Los recientes sistemas frontales volvieron a poner sobre la mesa una pregunta clave: ¿está Chile preparado para detectar a tiempo fenómenos meteorológicos extremos?
Para el académico del Instituto de Ciencias de la Ingeniería de la Universidad de O?Higgins (UOH) e investigador del CR2, Raúl Valenzuela, uno de los principales desafíos está en fortalecer la tecnología utilizada para observar la atmósfera.
El investigador explica que Chile cuenta principalmente con radares que permiten estudiar cómo se comporta la atmósfera en altura, pero necesita avanzar en radares meteorológicos Doppler escaneadores, capaces de observar en distintas direcciones y detectar fenómenos de menor escala.
La necesidad es especialmente importante frente a eventos como los tornados. Algunos pueden tener dimensiones cercanas a los 100 metros, mientras que los sistemas de observación convencionales pueden trabajar con resoluciones mucho mayores. En esos casos, el fenómeno puede quedar oculto dentro de la información registrada.

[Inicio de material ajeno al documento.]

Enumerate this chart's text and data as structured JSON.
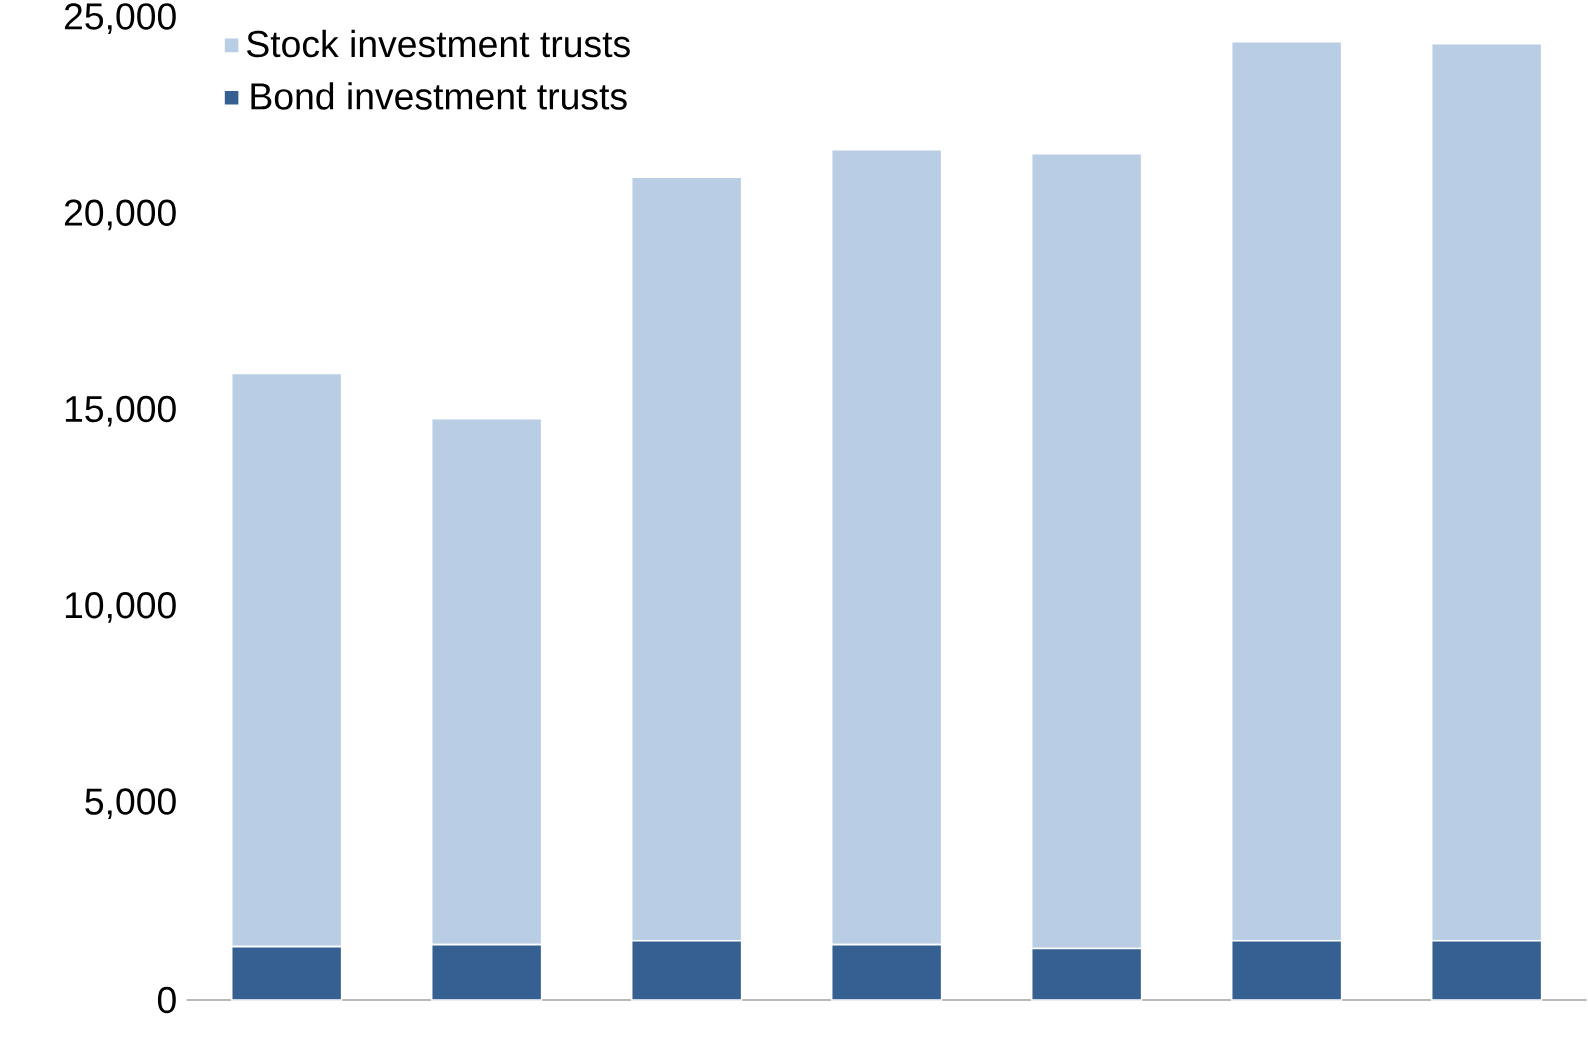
{
  "chart_data": {
    "type": "bar",
    "stacked": true,
    "categories": [
      null,
      null,
      null,
      null,
      null,
      null,
      null
    ],
    "series": [
      {
        "name": "Bond investment trusts",
        "color": "#376092",
        "values": [
          1360,
          1410,
          1510,
          1410,
          1310,
          1510,
          1510
        ]
      },
      {
        "name": "Stock investment trusts",
        "color": "#b9cde5",
        "values": [
          14600,
          13400,
          19450,
          20250,
          20250,
          22900,
          22850
        ]
      }
    ],
    "ylim": [
      0,
      25000
    ],
    "yticks": [
      0,
      {
        "value": 5000,
        "label": "5,000"
      },
      {
        "value": 10000,
        "label": "10,000"
      },
      {
        "value": 15000,
        "label": "15,000"
      },
      {
        "value": 20000,
        "label": "20,000"
      },
      {
        "value": 25000,
        "label": "25,000"
      }
    ],
    "legend": "top left",
    "grid": false
  }
}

Predecir no es lo mismo que detectar
Los modelos meteorológicos pueden anticipar condiciones favorables para que ocurra un fenómeno extremo, pero no necesariamente permiten determinar el lugar exacto donde se desarrollará.
Por eso, explica Valenzuela, los radares cumplen un papel fundamental: permiten observar en tiempo real dónde se están desarrollando determinadas condiciones y entregar información que puede contribuir a activar alertas.
Sin embargo, Chile enfrenta una dificultad adicional: su geografía. La cordillera y las zonas montañosas pueden bloquear las señales de los radares, por lo que el país necesita desarrollar soluciones adaptadas a su propio territorio.
Alertas que pueden dar minutos para reaccionar
El desafío no es necesariamente anticipar un tornado con horas de anticipación. Según el académico, incluso los sistemas más avanzados pueden entregar ventanas de respuesta de solo algunos minutos.
Por eso, contar con mejores instrumentos debe ir acompañado de una cadena completa de prevención: observar, detectar, comunicar y reaccionar.
Chile ya comienza a avanzar en esta materia. Un proyecto Fondequip Mayor, liderado por la Universidad de Valparaíso y con participación de la UOH como institución asociada, permitirá trabajar con un radar de menor alcance, pero de alta resolución espacial.
Para Valenzuela, esta experiencia también permitirá al país conocer mejor qué tecnología necesita, dónde instalarla y cómo incorporar sus datos a futuros sistemas de alerta temprana.
Más que una discusión tecnológica, se trata de una inversión en prevención y seguridad para las comunidades frente a fenómenos meteorológicos cada vez más desafiantes.